What both the Mail, and the Telegraph, are not telling their readers is that, since 2008, around 370 patients have been approved for Proton Beam therapy paid for by the NHS. And Proton Beam therapy is what Brett King is convinced his son needs. He is so convinced that he has asserted that he will pay for the treatment himself (the cost per patient for treatment alone is around £90,000).

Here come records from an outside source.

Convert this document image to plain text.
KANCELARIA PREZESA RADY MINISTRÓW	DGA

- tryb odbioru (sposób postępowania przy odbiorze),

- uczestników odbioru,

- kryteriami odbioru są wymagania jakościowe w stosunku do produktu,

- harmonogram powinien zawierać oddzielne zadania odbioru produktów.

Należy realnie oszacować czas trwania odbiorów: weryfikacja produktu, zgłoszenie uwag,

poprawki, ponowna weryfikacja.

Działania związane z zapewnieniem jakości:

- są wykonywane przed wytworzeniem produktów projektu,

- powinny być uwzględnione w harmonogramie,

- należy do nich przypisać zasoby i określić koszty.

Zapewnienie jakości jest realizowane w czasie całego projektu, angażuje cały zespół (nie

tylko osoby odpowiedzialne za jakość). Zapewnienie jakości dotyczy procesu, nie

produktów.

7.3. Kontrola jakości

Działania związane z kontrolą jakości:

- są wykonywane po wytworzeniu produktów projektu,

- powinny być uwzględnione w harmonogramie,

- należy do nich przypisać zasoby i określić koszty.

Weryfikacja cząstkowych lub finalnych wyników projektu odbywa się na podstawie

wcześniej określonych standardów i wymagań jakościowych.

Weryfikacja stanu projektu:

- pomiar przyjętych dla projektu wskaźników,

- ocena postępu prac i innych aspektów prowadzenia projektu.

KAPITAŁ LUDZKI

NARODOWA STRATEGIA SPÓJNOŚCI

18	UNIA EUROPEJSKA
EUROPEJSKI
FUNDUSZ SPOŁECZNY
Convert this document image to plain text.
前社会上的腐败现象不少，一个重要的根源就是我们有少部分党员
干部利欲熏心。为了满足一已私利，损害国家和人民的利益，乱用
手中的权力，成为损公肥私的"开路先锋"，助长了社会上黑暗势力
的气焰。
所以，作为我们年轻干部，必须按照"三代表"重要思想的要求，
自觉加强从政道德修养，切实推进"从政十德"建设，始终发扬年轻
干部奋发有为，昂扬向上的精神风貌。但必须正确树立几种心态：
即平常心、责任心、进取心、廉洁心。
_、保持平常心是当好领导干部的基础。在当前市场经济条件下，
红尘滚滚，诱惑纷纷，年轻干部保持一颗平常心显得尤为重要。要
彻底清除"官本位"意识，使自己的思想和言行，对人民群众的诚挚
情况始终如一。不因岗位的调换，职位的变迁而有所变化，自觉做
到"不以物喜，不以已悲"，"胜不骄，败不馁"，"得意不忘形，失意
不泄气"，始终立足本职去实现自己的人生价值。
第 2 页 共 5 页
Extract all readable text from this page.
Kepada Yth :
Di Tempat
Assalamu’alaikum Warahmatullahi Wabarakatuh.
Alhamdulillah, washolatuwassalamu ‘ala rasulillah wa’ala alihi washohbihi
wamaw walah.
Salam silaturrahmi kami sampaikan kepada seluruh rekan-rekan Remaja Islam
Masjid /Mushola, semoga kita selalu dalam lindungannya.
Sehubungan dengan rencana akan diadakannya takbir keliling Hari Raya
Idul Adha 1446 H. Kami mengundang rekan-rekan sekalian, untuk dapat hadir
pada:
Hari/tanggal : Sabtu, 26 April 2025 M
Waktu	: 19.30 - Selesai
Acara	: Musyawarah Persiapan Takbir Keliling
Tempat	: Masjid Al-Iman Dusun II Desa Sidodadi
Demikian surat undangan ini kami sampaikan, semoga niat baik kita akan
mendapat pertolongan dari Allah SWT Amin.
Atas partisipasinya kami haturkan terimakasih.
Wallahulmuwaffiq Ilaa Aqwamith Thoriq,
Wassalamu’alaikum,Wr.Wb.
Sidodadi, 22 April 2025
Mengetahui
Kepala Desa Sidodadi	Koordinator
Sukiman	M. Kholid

However, and in this case we encounter a significantly sized however, as Brett King has also said in his YouTube video, the team treating Ashya have said that, in his case, Proton Beam therapy “would have no benefit whatsoever”. But Mr King wants to find a cure, so as soon as he is given this information, he Googles the details in an effort to disprove it. It’s entirely understandable.
His recollection was that “I went straight back to my room and looked it up and the American sites and French sites and Switzerland sites where they have proton beam said the opposite, it would be very beneficial for him. Then I spoke to them again, ... saying OK - I will sell my property in order to pay for the proton beam”. The press is already suggesting that this is down to inability on the part of the NHS.
But it is not. As to whether Proton Beam therapy is the answer in this case, Cancer Research UK notes “The data on adults from the UK treated abroad seem to show that they are doing well after proton therapy, but the patients who get the treatment have been selected for it specifically because their doctors think they have a good chance of doing well from it”. In other words, it is not conclusive.
The press won’t care about that. Ashya King is the latest NHS bashing excuse.
It's certainly an excuse for NHS-bashing, and to me it looks like an example of a hospital and a police force going into a panic when no crime had been committed.
Perhaps seeking a European Arrest Warrant for the parents was a pre-emptive move to head off possible tabloid criticism for "failing in their duty of care"?
So the European Arrest Warrant is a good thing unless used to send UK citizens foe trial abroad?
Arnold: Our laws on murder are good except when used to convict the innocent.
On Saturday I watched a BBC bulletin in which they reported that Hampshire Police had said that no offence had been committed - but they had still issued an arrest warrant. I'm not sure how that works! Maybe the Spanish judge will ask. I suspect that there is a lot of arse covering going on.